Are Efficient Deep Representations Learnable?

TL;DR

This paper investigates whether standard deep learning methods can learn efficient deep representations like the parity function and Fourier transform, finding significant limitations in learning these functions with typical training approaches.

Contribution

The study demonstrates that current gradient-based deep learning techniques struggle to learn certain efficient representations unless initialized very close to the solutions, highlighting gaps in learnability.

Findings

Deep networks fail to learn the parity function with standard training.

Deep linear networks do not learn the Fourier transform without near-exact initialization.
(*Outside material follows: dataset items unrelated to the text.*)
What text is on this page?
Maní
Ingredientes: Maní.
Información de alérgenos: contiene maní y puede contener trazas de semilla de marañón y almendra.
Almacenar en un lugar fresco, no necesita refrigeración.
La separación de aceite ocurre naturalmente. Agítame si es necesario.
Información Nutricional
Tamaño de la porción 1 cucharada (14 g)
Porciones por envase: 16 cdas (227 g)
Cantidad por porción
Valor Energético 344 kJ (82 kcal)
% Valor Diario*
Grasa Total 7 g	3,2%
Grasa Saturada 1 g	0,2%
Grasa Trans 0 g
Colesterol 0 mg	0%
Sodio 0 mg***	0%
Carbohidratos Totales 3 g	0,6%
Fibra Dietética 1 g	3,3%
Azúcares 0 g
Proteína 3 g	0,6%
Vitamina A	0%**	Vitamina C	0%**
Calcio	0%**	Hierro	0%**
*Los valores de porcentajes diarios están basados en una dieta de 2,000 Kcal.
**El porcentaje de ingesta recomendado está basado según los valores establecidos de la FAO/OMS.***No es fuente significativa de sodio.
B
Not all efficient representations are learnable by current deep learning methods.

Abstract

Many theories of deep learning have shown that a deep network can require dramatically fewer resources to represent a given function compared to a shallow network. But a question remains: can these efficient representations be learned using current deep learning techniques? In this work, we test whether standard deep learning methods can in fact find the efficient representations posited by several theories of deep representation. Specifically, we train deep neural networks to learn two simple functions with known efficient solutions: the parity function and the fast Fourier transform. We find that using gradient-based optimization, a deep network does not learn the parity function, unless initialized very close to a hand-coded exact solution. We also find that a deep linear neural network does not learn the fast Fourier transform, even in the best-case scenario of infinite training data, unless the weights are initialized very close to the exact hand-coded solution. Our results suggest that not every element of the class of compositional functions can be learned efficiently by a deep network, and further restrictions are necessary to understand what functions are both efficiently representable and learnable.